In a line of cases culminating in United States v. Booker, the Supreme Court identified a Sixth Amendment problem with mandatory sentencing guidelines that used judge-found facts in ways that increased a defendant’s sentence. The Court’s solution for the federal system was to sever and remove the statutory provisions that made the federal Guidelines mandatory and binding on sentencing judges, thus creating a “discretionary” sentencing system.
Despite the key role judicial discretion plays in the constitutionality of our federal sentencing scheme, the Court has never defined what features are necessary for a sentencing guidelines system to be discretionary, and few academics have considered the question. This Note takes up this issue by considering what features could distinguish mandatory and discretionary sentencing systems. It proposes two models for what makes sentencing guidelines discretionary—a “bundle” model and a “default sentence” model—that most closely adhere to what the Court said about the discretion remedy around the time of Booker.

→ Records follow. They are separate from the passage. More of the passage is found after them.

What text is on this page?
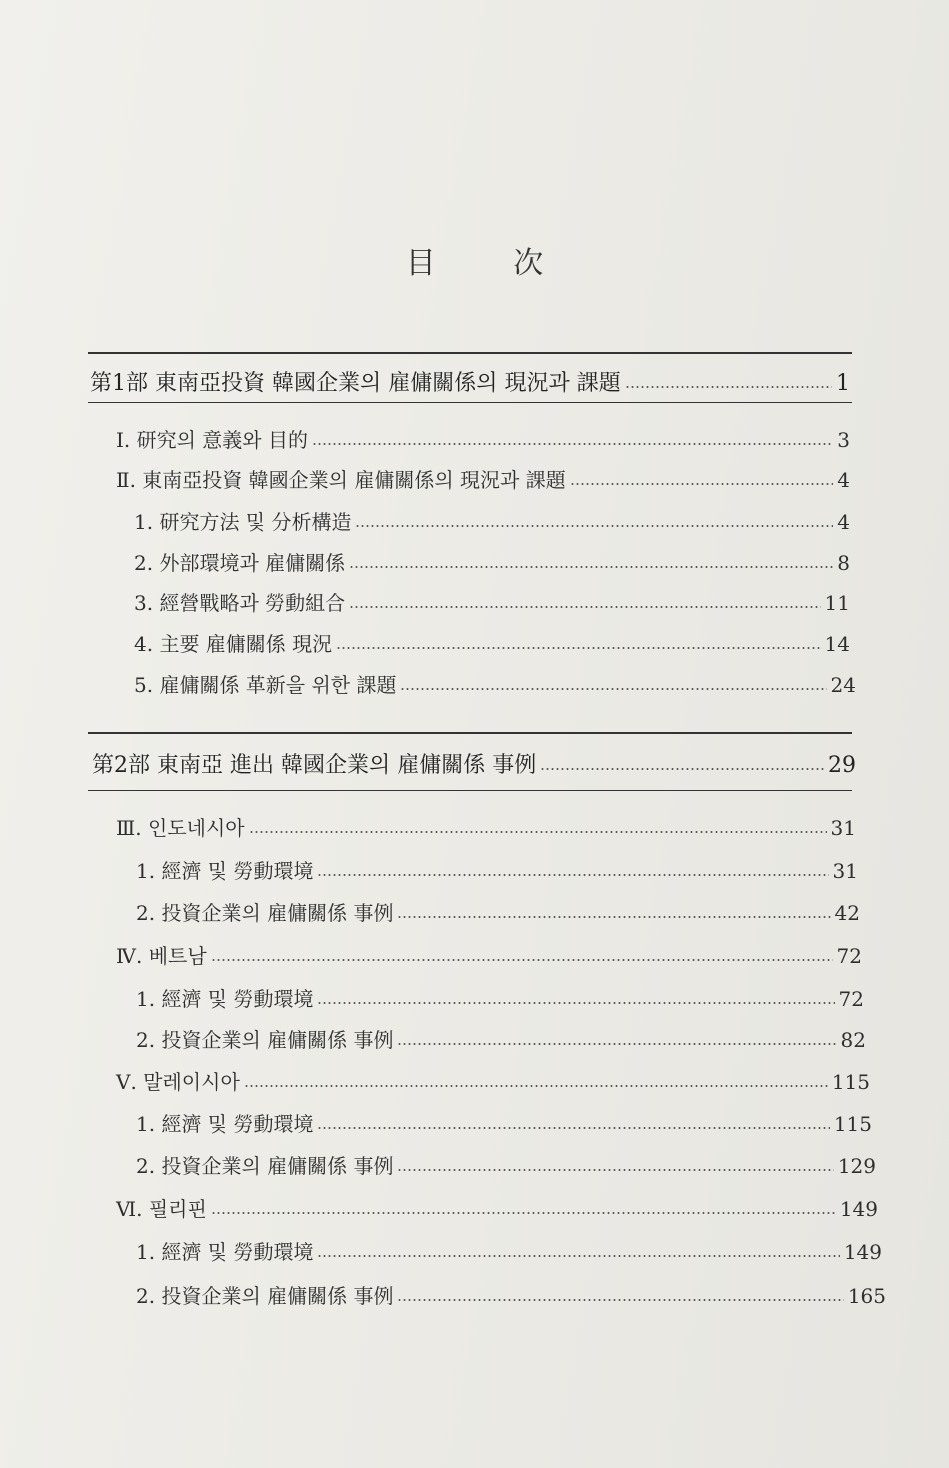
目 次
第1部 東南亞投資 韓國企業의 雇傭關係의 現況과 課題	1
Ⅰ. 研究의 意義와 目的	3
Ⅱ. 東南亞投資 韓國企業의 雇傭關係의 現況과 課題	4
1. 研究方法 및 分析構造	4
2. 外部環境과 雇傭關係	8
3. 經營戰略과 勞動組合	11
4. 主要 雇傭關係 現況	14
5. 雇傭關係 革新을 위한 課題	24
第2部 東南亞 進出 韓國企業의 雇傭關係 事例	29
Ⅲ. 인도네시아	31
1. 經濟 및 勞動環境	31
2. 投資企業의 雇傭關係 事例	42
Ⅳ. 베트남	72
1. 經濟 및 勞動環境	72
2. 投資企業의 雇傭關係 事例	82
Ⅴ. 말레이시아	115
1. 經濟 및 勞動環境	115
2. 投資企業의 雇傭關係 事例	129
Ⅵ. 필리핀	149
1. 經濟 및 勞動環境	149
2. 投資企業의 雇傭關係 事例	165
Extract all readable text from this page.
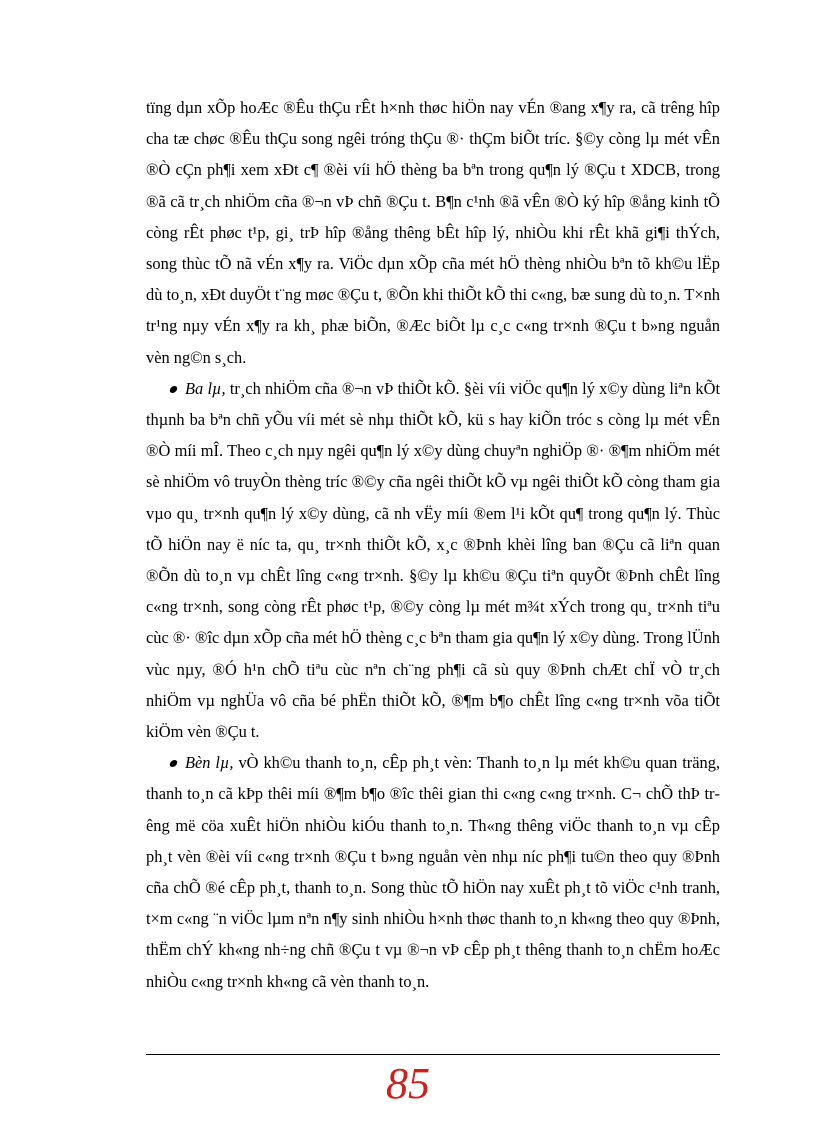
tïng dµn xÕp hoÆc ®Êu thÇu rÊt h×nh thøc hiÖn nay vÉn ®ang x¶y ra, cã trêng hîp cha tæ chøc ®Êu thÇu song ngêi tróng thÇu ®· thÇm biÕt tríc. §©y còng lµ mét vÊn ®Ò cÇn ph¶i xem xÐt c¶ ®èi víi hÖ thèng ba bªn trong qu¶n lý ®Çu t XDCB, trong ®ã cã tr¸ch nhiÖm cña ®¬n vÞ chñ ®Çu t. B¶n c¹nh ®ã vÊn ®Ò ký hîp ®ång kinh tÕ còng rÊt phøc t¹p, gi¸ trÞ hîp ®ång thêng bÊt hîp lý, nhiÒu khi rÊt khã gi¶i thÝch, song thùc tÕ nã vÉn x¶y ra. ViÖc dµn xÕp cña mét hÖ thèng nhiÒu bªn tõ kh©u lËp dù to¸n, xÐt duyÖt t¨ng møc ®Çu t, ®Õn khi thiÕt kÕ thi c«ng, bæ sung dù to¸n. T×nh tr¹ng nµy vÉn x¶y ra kh¸ phæ biÕn, ®Æc biÕt lµ c¸c c«ng tr×nh ®Çu t b»ng nguån vèn ng©n s¸ch.

Ba lµ, tr¸ch nhiÖm cña ®¬n vÞ thiÕt kÕ. §èi víi viÖc qu¶n lý x©y dùng liªn kÕt thµnh ba bªn chñ yÕu víi mét sè nhµ thiÕt kÕ, kü s hay kiÕn tróc s còng lµ mét vÊn ®Ò míi mÎ. Theo c¸ch nµy ngêi qu¶n lý x©y dùng chuyªn nghiÖp ®· ®¶m nhiÖm mét sè nhiÖm vô truyÒn thèng tríc ®©y cña ngêi thiÕt kÕ vµ ngêi thiÕt kÕ còng tham gia vµo qu¸ tr×nh qu¶n lý x©y dùng, cã nh vËy míi ®em l¹i kÕt qu¶ trong qu¶n lý. Thùc tÕ hiÖn nay ë níc ta, qu¸ tr×nh thiÕt kÕ, x¸c ®Þnh khèi lîng ban ®Çu cã liªn quan ®Õn dù to¸n vµ chÊt lîng c«ng tr×nh. §©y lµ kh©u ®Çu tiªn quyÕt ®Þnh chÊt lîng c«ng tr×nh, song còng rÊt phøc t¹p, ®©y còng lµ mét m¾t xÝch trong qu¸ tr×nh tiªu cùc ®· ®îc dµn xÕp cña mét hÖ thèng c¸c bªn tham gia qu¶n lý x©y dùng. Trong lÜnh vùc nµy, ®Ó h¹n chÕ tiªu cùc nªn ch¨ng ph¶i cã sù quy ®Þnh chÆt chÏ vÒ tr¸ch nhiÖm vµ nghÜa vô cña bé phËn thiÕt kÕ, ®¶m b¶o chÊt lîng c«ng tr×nh võa tiÕt kiÖm vèn ®Çu t.

Bèn lµ, vÒ kh©u thanh to¸n, cÊp ph¸t vèn: Thanh to¸n lµ mét kh©u quan träng, thanh to¸n cã kÞp thêi míi ®¶m b¶o ®îc thêi gian thi c«ng c«ng tr×nh. C¬ chÕ thÞ trêng më cöa xuÊt hiÖn nhiÒu kiÓu thanh to¸n. Th«ng thêng viÖc thanh to¸n vµ cÊp ph¸t vèn ®èi víi c«ng tr×nh ®Çu t b»ng nguån vèn nhµ níc ph¶i tu©n theo quy ®Þnh cña chÕ ®é cÊp ph¸t, thanh to¸n. Song thùc tÕ hiÖn nay xuÊt ph¸t tõ viÖc c¹nh tranh, t×m c«ng ¨n viÖc lµm nªn n¶y sinh nhiÒu h×nh thøc thanh to¸n kh«ng theo quy ®Þnh, thËm chÝ kh«ng nh÷ng chñ ®Çu t vµ ®¬n vÞ cÊp ph¸t thêng thanh to¸n chËm hoÆc nhiÒu c«ng tr×nh kh«ng cã vèn thanh to¸n.

85
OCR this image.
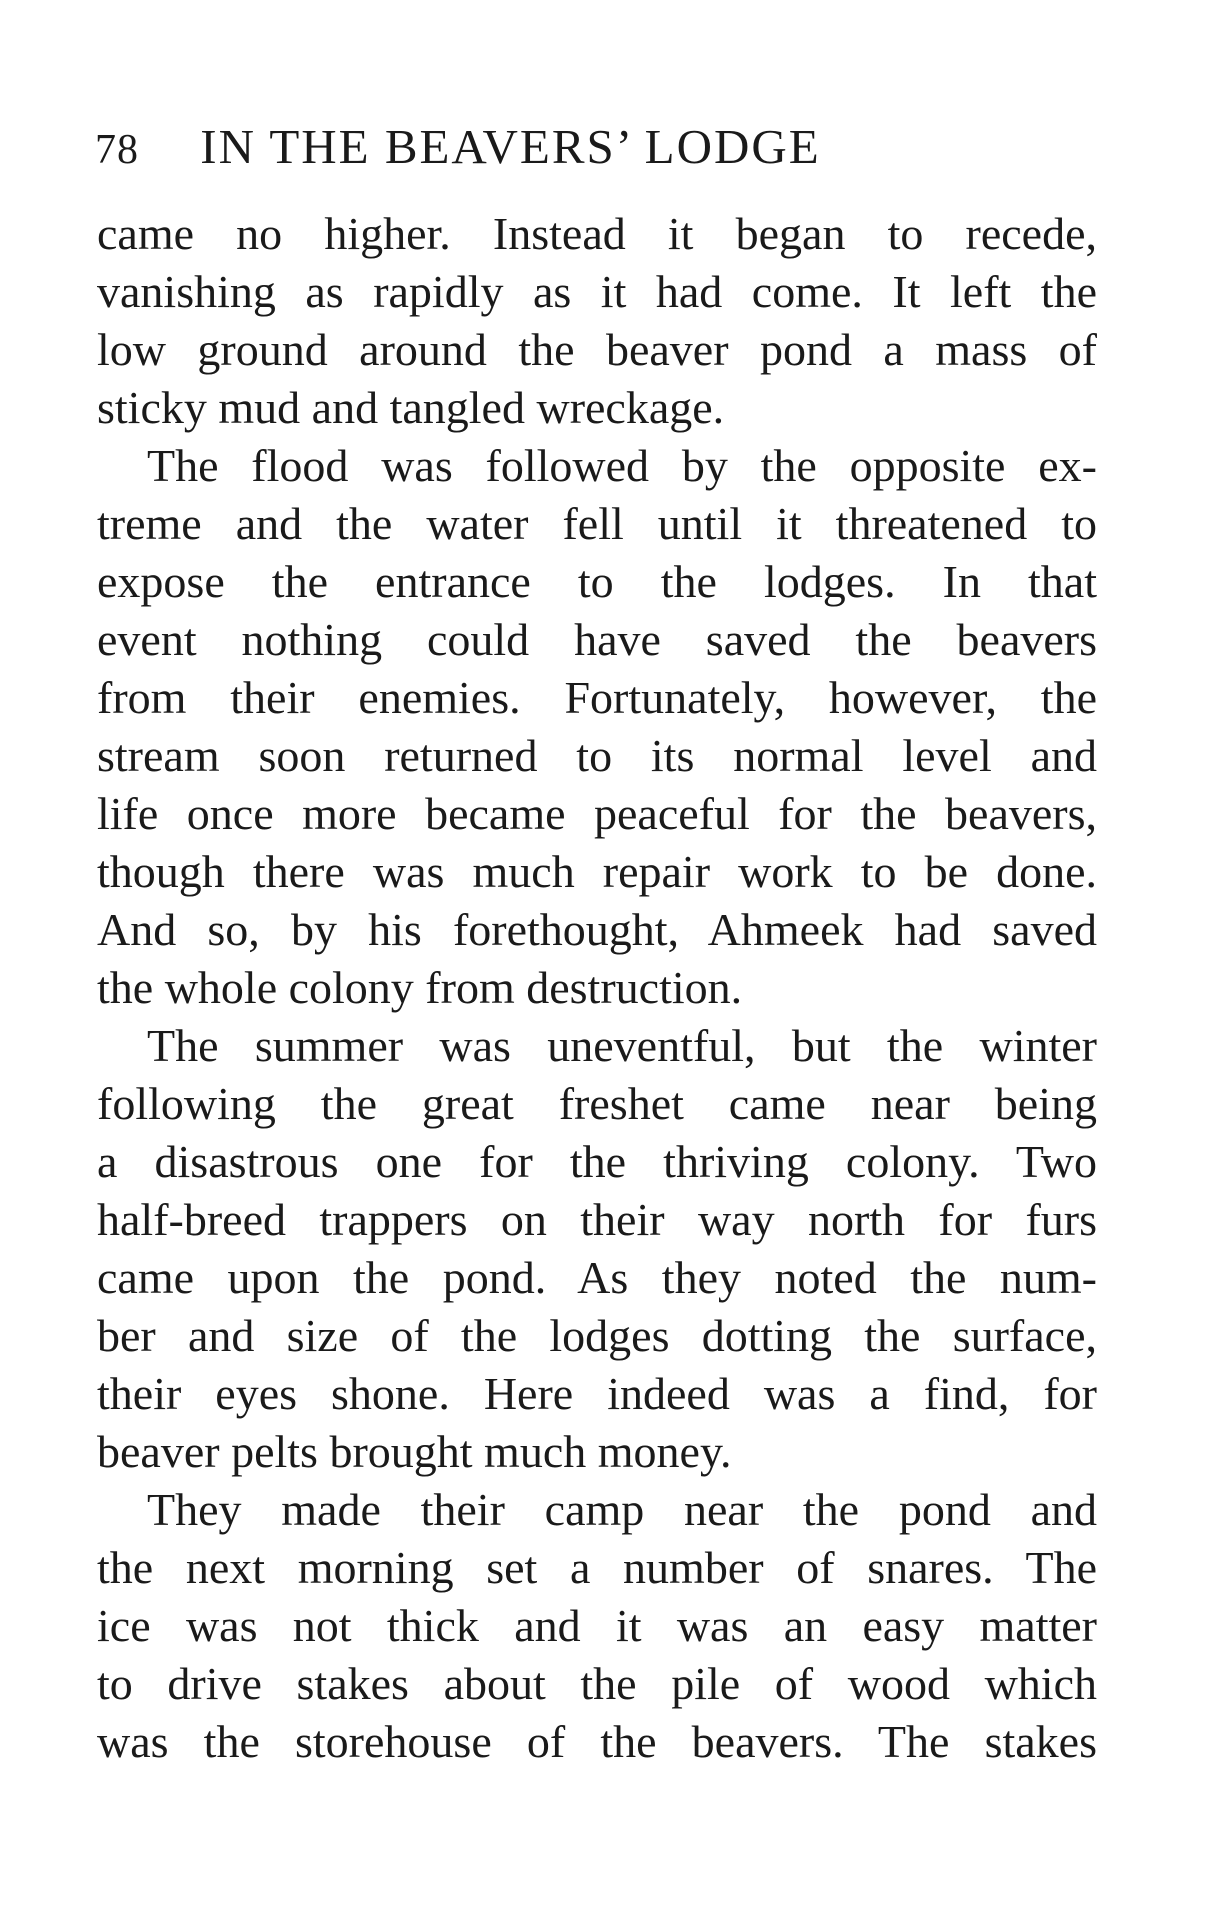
78 IN THE BEAVERS’ LODGE
came no higher. Instead it began to recede,
vanishing as rapidly as it had come. It left the
low ground around the beaver pond a mass of
sticky mud and tangled wreckage.
The flood was followed by the opposite ex-
treme and the water fell until it threatened to
expose the entrance to the lodges. In that
event nothing could have saved the beavers
from their enemies. Fortunately, however, the
stream soon returned to its normal level and
life once more became peaceful for the beavers,
though there was much repair work to be done.
And so, by his forethought, Ahmeek had saved
the whole colony from destruction.
The summer was uneventful, but the winter
following the great freshet came near being
a disastrous one for the thriving colony. Two
half-breed trappers on their way north for furs
came upon the pond. As they noted the num-
ber and size of the lodges dotting the surface,
their eyes shone. Here indeed was a find, for
beaver pelts brought much money.
They made their camp near the pond and
the next morning set a number of snares. The
ice was not thick and it was an easy matter
to drive stakes about the pile of wood which
was the storehouse of the beavers. The stakes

The Note then considers a number of the Court’s recent Guidelines decisions in light of the discretion issue. On their own and in aggregate, these cases enact legal rules, such as procedural requirements and appellate presumptions, that act as nudges towards within-Guidelines sentences. The Note argues that these rules risk violating Booker’s mandate that judges have discretion at sentencing and identifies grounds on which a new Booker-style challenge could be brought if these lines of cases were extended further.